The savings in gas costs associated with 60,000 fewer miles of commuting by delivery drivers currently translates into about $5,000 – $10,000 a year, which is relatively trivial. If and when the US starts charging for emissions, then the value of the emissions associated with 60,000 fewer miles of commuting (at $15 - $30 per ton) ranges from roughly $250 to $800 a year. Again, a relatively trivial amount.

So under OfficeMax’s new initiative, the total company costs for sales in Washington DC should remain the same, and total employee and social benefits sum to roughly $5,000 - $11,000.

What about OfficeMax customers? Will they be any worse off? That is, under the new scheduling policy will OfficeMax potentially lose customers to rivals?

OfficeMax’s general deliveries take one to three days. I would have to believe that OfficeMax will arrange its new delivery schedule so that the average customer is no worse off under the new compressed schedule than he would have been originally. That is, I assume that customers will still receive their deliveries within one to three days. In this case, the only customers who will not be happy with the new policy are those who prefer to take deliveries on Mondays and/or those who order on Monday and need same-day delivery. I can’t imagine there are that many customers out there who insist on Monday deliveries. As for same-day-deliveries, I would imagine that the general logistics of delivery scheduling mean that same-day deliveries are handled differently than regular deliveries. In this case the new delivery scheduling wouldn’t affect same-day deliveries. So then OfficeMax’s customers should generally be no worse off with the new initiative.

Now that we have the costs and benefits of the current initiative, we can return to one of my earlier questions: should OfficeMax stop at four delivery days a week, or should it further pare down delivery days?
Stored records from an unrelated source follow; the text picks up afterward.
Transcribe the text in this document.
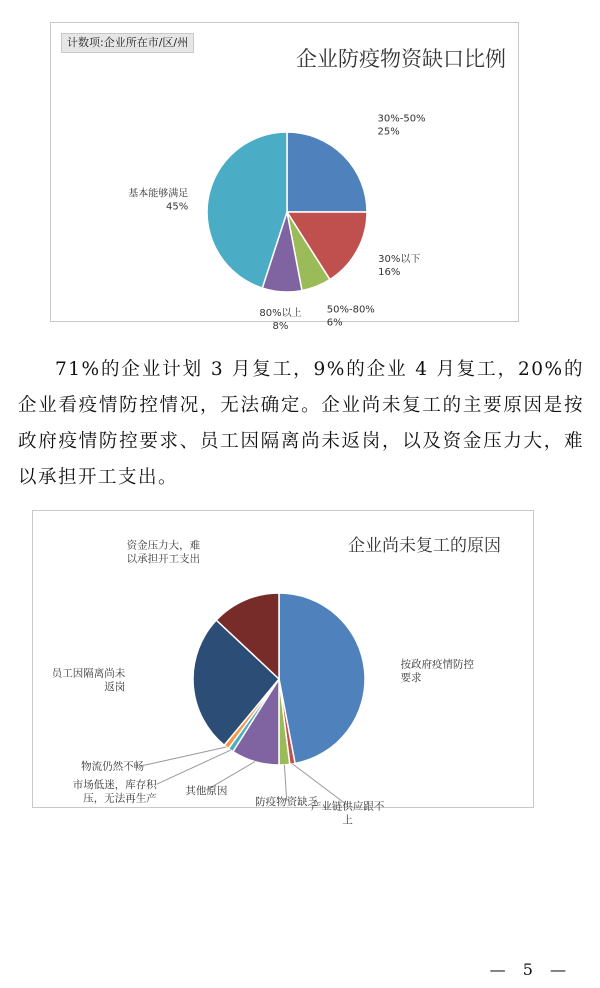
计数项:企业所在市/区/州
企业防疫物资缺口比例
30%-50% 25%
30%以下 16%
50%-80% 6%
80%以上 8%
基本能够满足 45%
71%的企业计划 3 月复工，9%的企业 4 月复工，20%的企业看疫情防控情况，无法确定。企业尚未复工的主要原因是按政府疫情防控要求、员工因隔离尚未返岗，以及资金压力大，难以承担开工支出。
企业尚未复工的原因
按政府疫情防控要求
产业链供应跟不上
防疫物资缺乏
其他原因
市场低迷，库存积压，无法再生产
物流仍然不畅
员工因隔离尚未返岗
资金压力大，难以承担开工支出
— 5 —
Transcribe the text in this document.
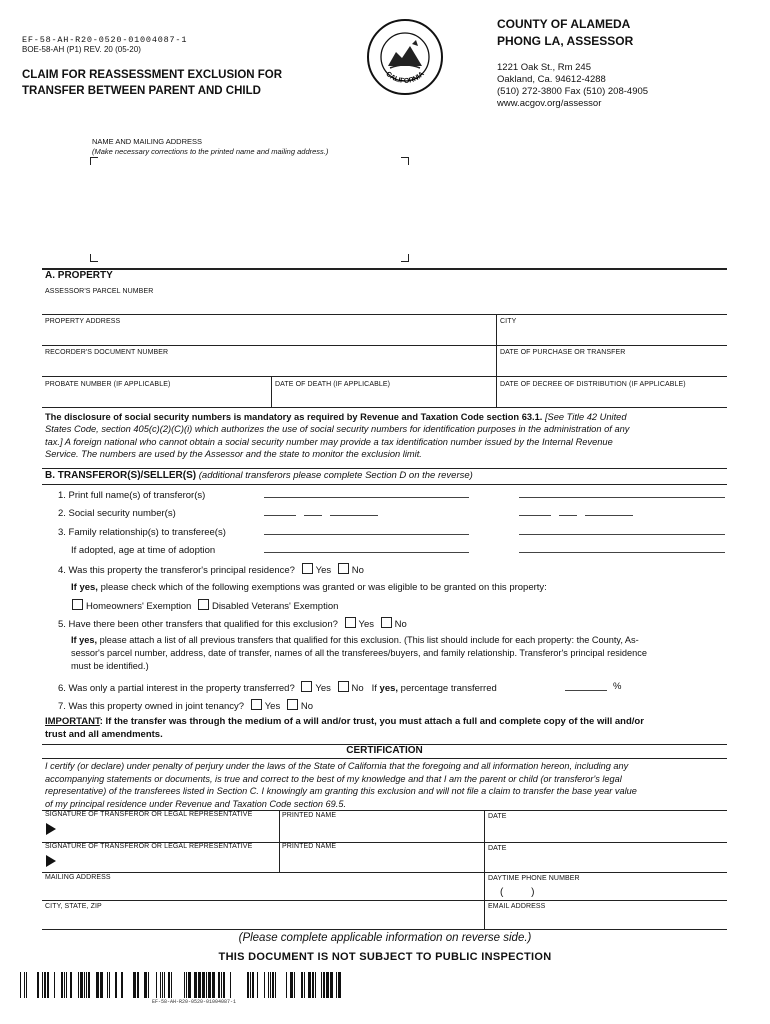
EF-58-AH-R20-0520-01004087-1
BOE-58-AH (P1) REV. 20 (05-20)
CLAIM FOR REASSESSMENT EXCLUSION FOR
TRANSFER BETWEEN PARENT AND CHILD
CALIFORNIA
COUNTY OF ALAMEDA
PHONG LA, ASSESSOR
1221 Oak St., Rm 245
Oakland, Ca. 94612-4288
(510) 272-3800 Fax (510) 208-4905
www.acgov.org/assessor
NAME AND MAILING ADDRESS
(Make necessary corrections to the printed name and mailing address.)
A. PROPERTY
ASSESSOR'S PARCEL NUMBER
PROPERTY ADDRESS	CITY
RECORDER'S DOCUMENT NUMBER	DATE OF PURCHASE OR TRANSFER
PROBATE NUMBER (IF APPLICABLE)	DATE OF DEATH (IF APPLICABLE)	DATE OF DECREE OF DISTRIBUTION (IF APPLICABLE)
The disclosure of social security numbers is mandatory as required by Revenue and Taxation Code section 63.1. [See Title 42 United
States Code, section 405(c)(2)(C)(i) which authorizes the use of social security numbers for identification purposes in the administration of any
tax.] A foreign national who cannot obtain a social security number may provide a tax identification number issued by the Internal Revenue
Service. The numbers are used by the Assessor and the state to monitor the exclusion limit.
B. TRANSFEROR(S)/SELLER(S) (additional transferors please complete Section D on the reverse)
1. Print full name(s) of transferor(s)
2. Social security number(s)
3. Family relationship(s) to transferee(s)
If adopted, age at time of adoption
4. Was this property the transferor's principal residence? Yes No
If yes, please check which of the following exemptions was granted or was eligible to be granted on this property:
Homeowners' Exemption Disabled Veterans' Exemption
5. Have there been other transfers that qualified for this exclusion? Yes No
If yes, please attach a list of all previous transfers that qualified for this exclusion. (This list should include for each property: the County, As-
sessor's parcel number, address, date of transfer, names of all the transferees/buyers, and family relationship. Transferor's principal residence
must be identified.)
6. Was only a partial interest in the property transferred? Yes No If yes, percentage transferred	%
7. Was this property owned in joint tenancy? Yes No
IMPORTANT: If the transfer was through the medium of a will and/or trust, you must attach a full and complete copy of the will and/or
trust and all amendments.
CERTIFICATION
I certify (or declare) under penalty of perjury under the laws of the State of California that the foregoing and all information hereon, including any
accompanying statements or documents, is true and correct to the best of my knowledge and that I am the parent or child (or transferor's legal
representative) of the transferees listed in Section C. I knowingly am granting this exclusion and will not file a claim to transfer the base year value
of my principal residence under Revenue and Taxation Code section 69.5.
SIGNATURE OF TRANSFEROR OR LEGAL REPRESENTATIVE	PRINTED NAME	DATE
SIGNATURE OF TRANSFEROR OR LEGAL REPRESENTATIVE	PRINTED NAME	DATE
MAILING ADDRESS	DAYTIME PHONE NUMBER
(          )
CITY, STATE, ZIP	EMAIL ADDRESS
(Please complete applicable information on reverse side.)
THIS DOCUMENT IS NOT SUBJECT TO PUBLIC INSPECTION
EF-58-AH-R20-0520-01004087-1
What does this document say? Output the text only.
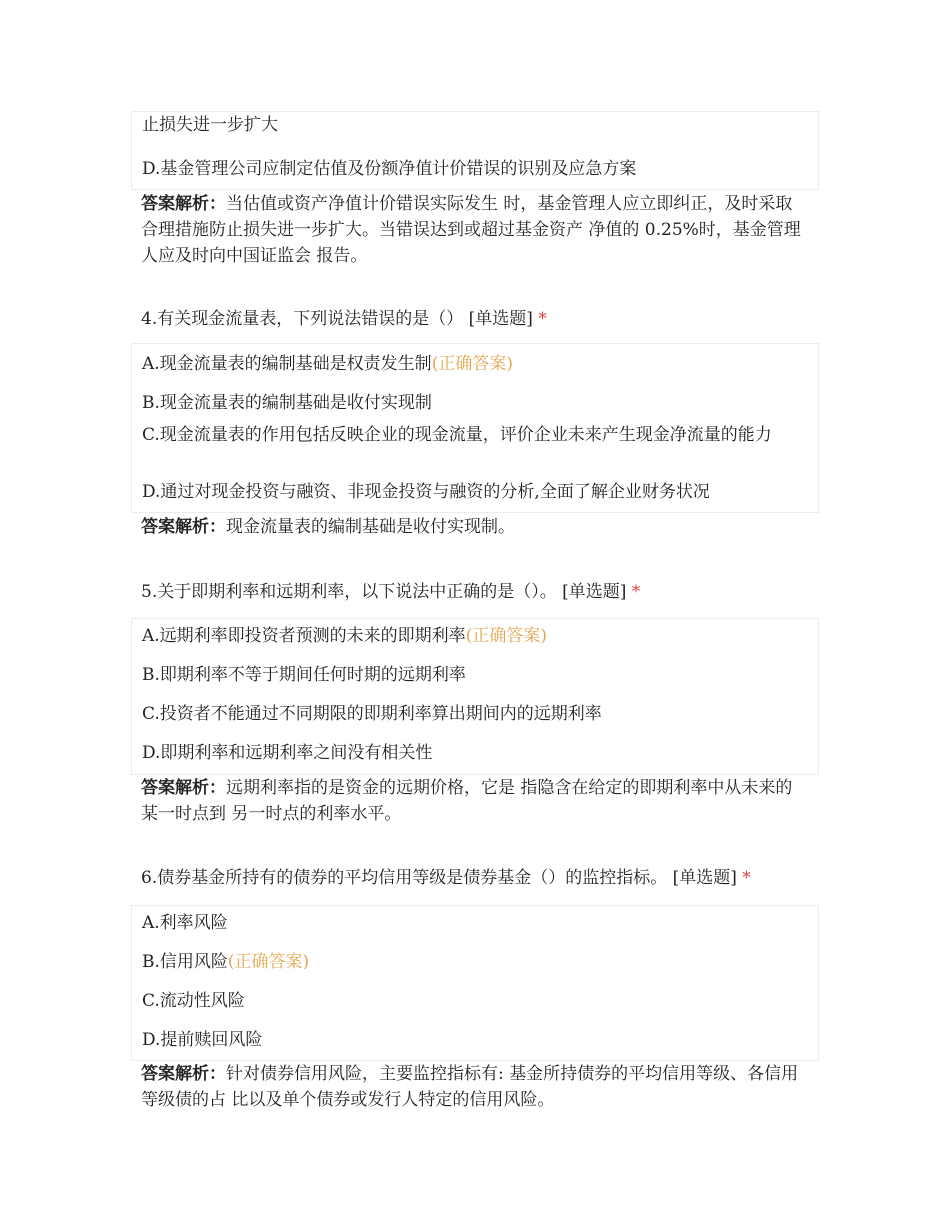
止损失进一步扩大
D.基金管理公司应制定估值及份额净值计价错误的识别及应急方案
答案解析：当估值或资产净值计价错误实际发生 时，基金管理人应立即纠正，及时采取合理措施防止损失进一步扩大。当错误达到或超过基金资产 净值的 0.25%时，基金管理人应及时向中国证监会 报告。
4.有关现金流量表，下列说法错误的是（） [单选题] *
A.现金流量表的编制基础是权责发生制(正确答案)
B.现金流量表的编制基础是收付实现制
C.现金流量表的作用包括反映企业的现金流量，评价企业未来产生现金净流量的能力
D.通过对现金投资与融资、非现金投资与融资的分析,全面了解企业财务状况
答案解析：现金流量表的编制基础是收付实现制。
5.关于即期利率和远期利率，以下说法中正确的是（）。 [单选题] *
A.远期利率即投资者预测的未来的即期利率(正确答案)
B.即期利率不等于期间任何时期的远期利率
C.投资者不能通过不同期限的即期利率算出期间内的远期利率
D.即期利率和远期利率之间没有相关性
答案解析：远期利率指的是资金的远期价格，它是 指隐含在给定的即期利率中从未来的某一时点到 另一时点的利率水平。
6.债券基金所持有的债券的平均信用等级是债券基金（）的监控指标。 [单选题] *
A.利率风险
B.信用风险(正确答案)
C.流动性风险
D.提前赎回风险
答案解析：针对债券信用风险，主要监控指标有: 基金所持债券的平均信用等级、各信用等级债的占 比以及单个债券或发行人特定的信用风险。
At four days a week, OfficeMax can use the same crew of delivery drivers, and as we saw above, OfficeMax labor and truck costs should remain about the same. However, if OfficeMax were to cut delivery days to fewer than four days a week, then it would almost certainly have to run a larger fleet of trucks and drivers to get the same total number of deliveries done in fewer days. This would increase OfficeMax’s costs of labor and trucks, and the added delivery personnel would increase commuting miles, thereby offsetting any savings in the original drivers’ gas and emissions costs. At the same time, while not being able to take delivery on Mondays shouldn’t cause OfficeMax to lose substantial numbers of customers, precluding deliveries two days a week or more might very well result in lost business.

What we’re left with is that OfficeMax’s new initiative is probably optimized at reducing delivery days by only one day a week, as opposed to by more. However, the overall social impact of OfficeMax’s initiative sounds a lot better than it really is.